Tess is a young secretary from Staten Island who becomes a junior executive in Manhattan, and the series draws on contrasts between her homelife and life in the corporate world.

It also stars George Newbern as a preppie co-worker, Nana Visitor as her hard-driving boss, Tom O'Rourke as a self-made corporate powerhouse, Edye Byrde as the seen-it-all "temp," Anthony Tyler Quinn as a neighborhood Romeo and Judy Prescott as Tess' best friend from childhood.

"Tess is a very stubborn woman, but in a good way," Bullock said. "She's a little more daring in her choices than I am. She's headstrong, but she would not sacrifice her beliefs or her family to get ahead.

"In the first show, she's a secretary again. Then she has to adjust to becoming a junior executive. She doesn't quite fit in and her accent doesn't quite fit in."

The concept has undergone changes to adapt it from a movie to a sitcom, and Tess' character has been altered somewhat, since Melanie Griffith is softer, while Bullock has more of an edge.

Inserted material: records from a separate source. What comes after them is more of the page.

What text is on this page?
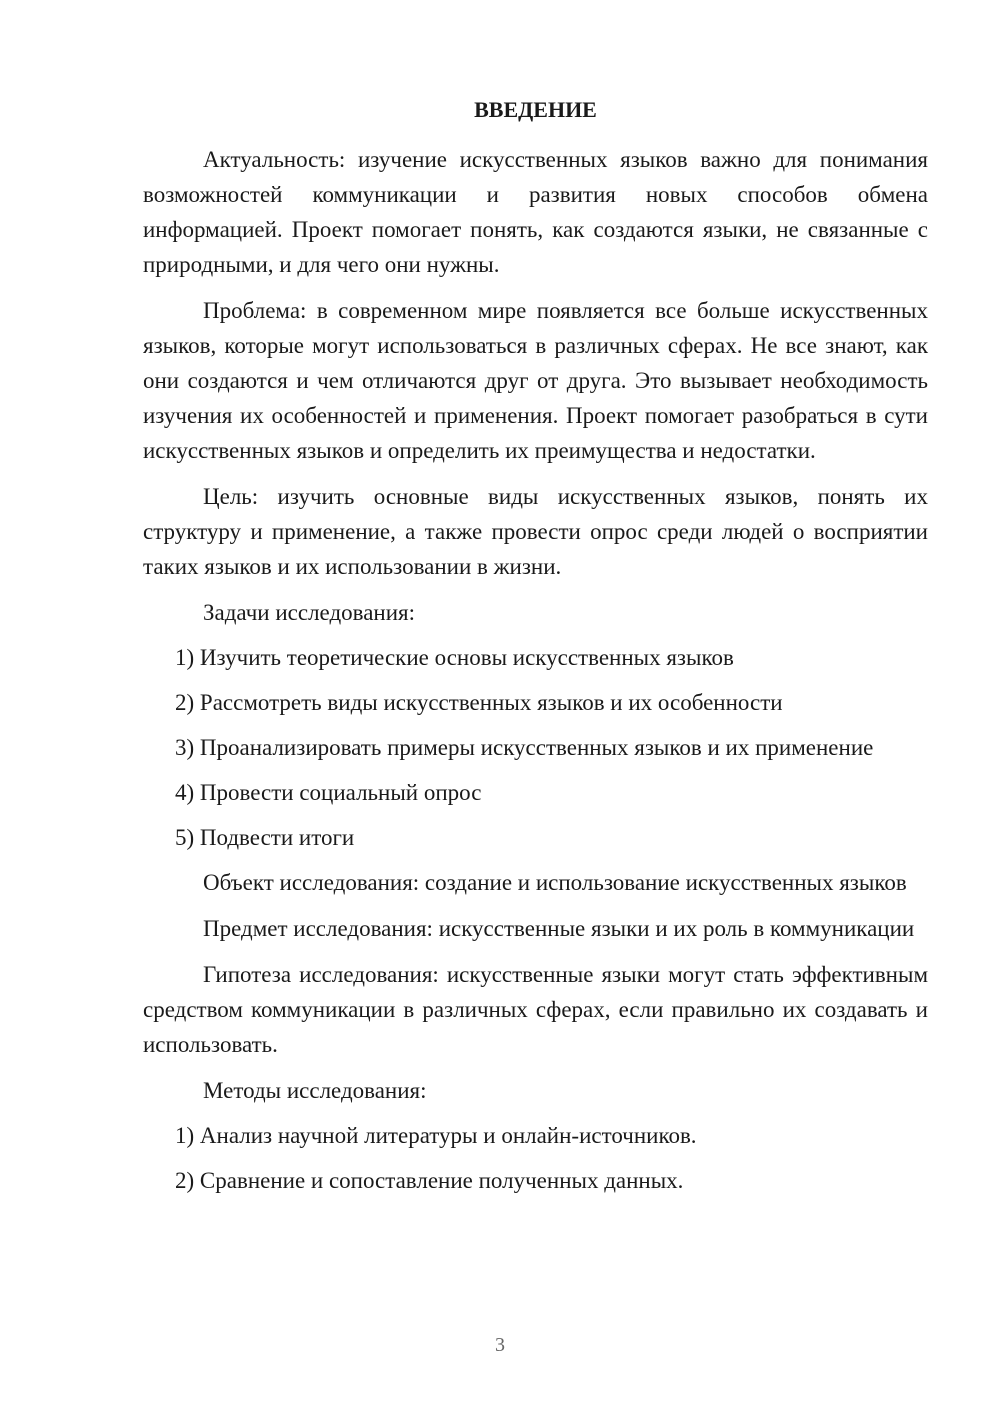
ВВЕДЕНИЕ

Актуальность: изучение искусственных языков важно для понимания возможностей коммуникации и развития новых способов обмена информацией. Проект помогает понять, как создаются языки, не связанные с природными, и для чего они нужны.

Проблема: в современном мире появляется все больше искусственных языков, которые могут использоваться в различных сферах. Не все знают, как они создаются и чем отличаются друг от друга. Это вызывает необходимость изучения их особенностей и применения. Проект помогает разобраться в сути искусственных языков и определить их преимущества и недостатки.

Цель: изучить основные виды искусственных языков, понять их структуру и применение, а также провести опрос среди людей о восприятии таких языков и их использовании в жизни.

Задачи исследования:

1) Изучить теоретические основы искусственных языков

2) Рассмотреть виды искусственных языков и их особенности

3) Проанализировать примеры искусственных языков и их применение

4) Провести социальный опрос

5) Подвести итоги

Объект исследования: создание и использование искусственных языков

Предмет исследования: искусственные языки и их роль в коммуникации

Гипотеза исследования: искусственные языки могут стать эффективным средством коммуникации в различных сферах, если правильно их создавать и использовать.

Методы исследования:

1) Анализ научной литературы и онлайн-источников.

2) Сравнение и сопоставление полученных данных.

3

Nancy McKeon, formerly of "The Facts of Life," had been set to portray Tess, but left the show because of "creative differences."

Before "Working Girl," Bullock had worked mostly in small films.

"I had a few lines in the ABC movie `The Preppie Murder,' " she said. "I was in `The Bionic Showdown' with Lee Majors and Lindsay Wagner. In New York, I did a lot of small, independent films, the kind you find through the trade papers."

Two of those movies that will be coming out are "Who Shot Patakango," about racial gang violence, and "Religion Inc.," a satire in which she plays a by-the-book lawyer.